Health

Miniature brains made out of patients’ skin cells to scrutinise autism better: study

Study may help predict possibility of new drug targets

 
By Sakshi Jain
Published: Monday 20 July 2015

File:Boy with Autism.jpg

A new study has added a new dimension to gaining insights about Autism Spectrum Disorder (ASD), a disorder characterised by impaired social interaction, verbal and non-verbal communication and restricted or repetitive behaviour. The results of the study by the researchers of Yale University of Medicine were published in the journal Cell on July 16 and may help predict the possibility of new drug targets.

The researchers commenced their research with the biology of the disorder instead of genetics. They focussed on children who show the widely common characteristic of autism—enlarged brain. The researchers invented three-dimensional simulated miniature human brains called “brain organoids” by converting the skin cells of patients into induced pluripotent stem cells (cells made directly from adult cells). These so-called "brain organoids" are just a few millimetres in diameter but mimic the basics of early human brain development, roughly corresponding to the first few months of gestation. They then compared gene expression and developing cell types between the patients and their family members, typically their fathers without ASD.

They noted that cells of the patients divided at a faster pace, producing more inhibitory neurons and synapses (a structure permitting neuron to pass an electric or chemical signal to another cell). A 10-fold increase in a gene called FOXG1, which is important in the early growth and development of neurons in the embryonic brain, was also observed.
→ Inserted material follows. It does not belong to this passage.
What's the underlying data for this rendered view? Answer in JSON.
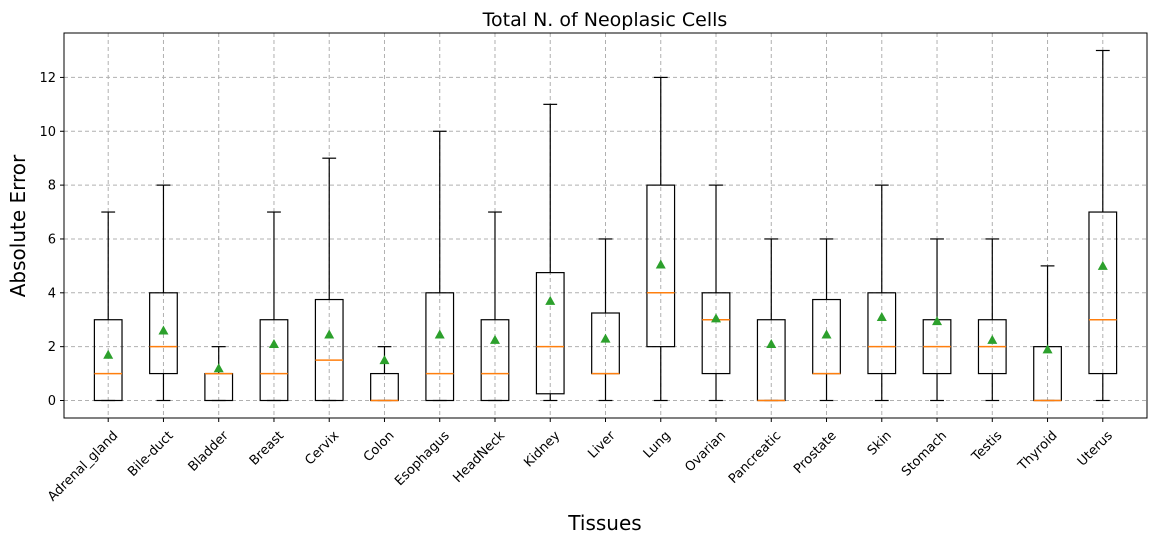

It was suggested that by regulating FOXG1 expression levels in patients’ neural cells, the observed alterations could be fixed.“The success of the approach also suggests that similar methods might be used to gain important insights into other human developmental diseases that have until now been difficult to crack open,” said Flora Vaccarino, lead author of the research and MD at the Harris Professor of Child Psychiatry and Professor of Neurobiology at Yale School of Medicine.

Recent studies of genetic mutations in rare cases of ASD hint that development of the cerebral cortex (the outer layer of the cerebrum, composed of folded grey matter and playing an important role in consciousness) in the foetal period is abnormal in autism. The research team of this study sought to pinpoint what goes wrong as the cerebral cortex develops.

This result is being further used by the researchers to find mutation or epigenetic changes leading to this result.

While talking to Down To Earth, Rene Anand, professor of Biological Chemistry and Pharmacology at The Ohio State University College of Medicine and Wexner Medical Center, US said that the paper by Dr Vaccarino represents cutting edge research for Central Nervous System (CNS) diseases and a new possibility of developing techniques to fix them. She also informed about the major milestone achieved by her laboratory a year before by engineering a first nearly complete embryonic human brain with all the major brain parts and cell types using stem cells. NeurXstem, a startup company by them is based on licensing the technology they developed (from the university) to help make these complete stem cell based human brain organoids. They intend to make the technology available commercially soon, so that science of all brain disorders can progress rapidly.

With such interventions, there is an emerging ray of hope for exceptional development in the field of neurosciences.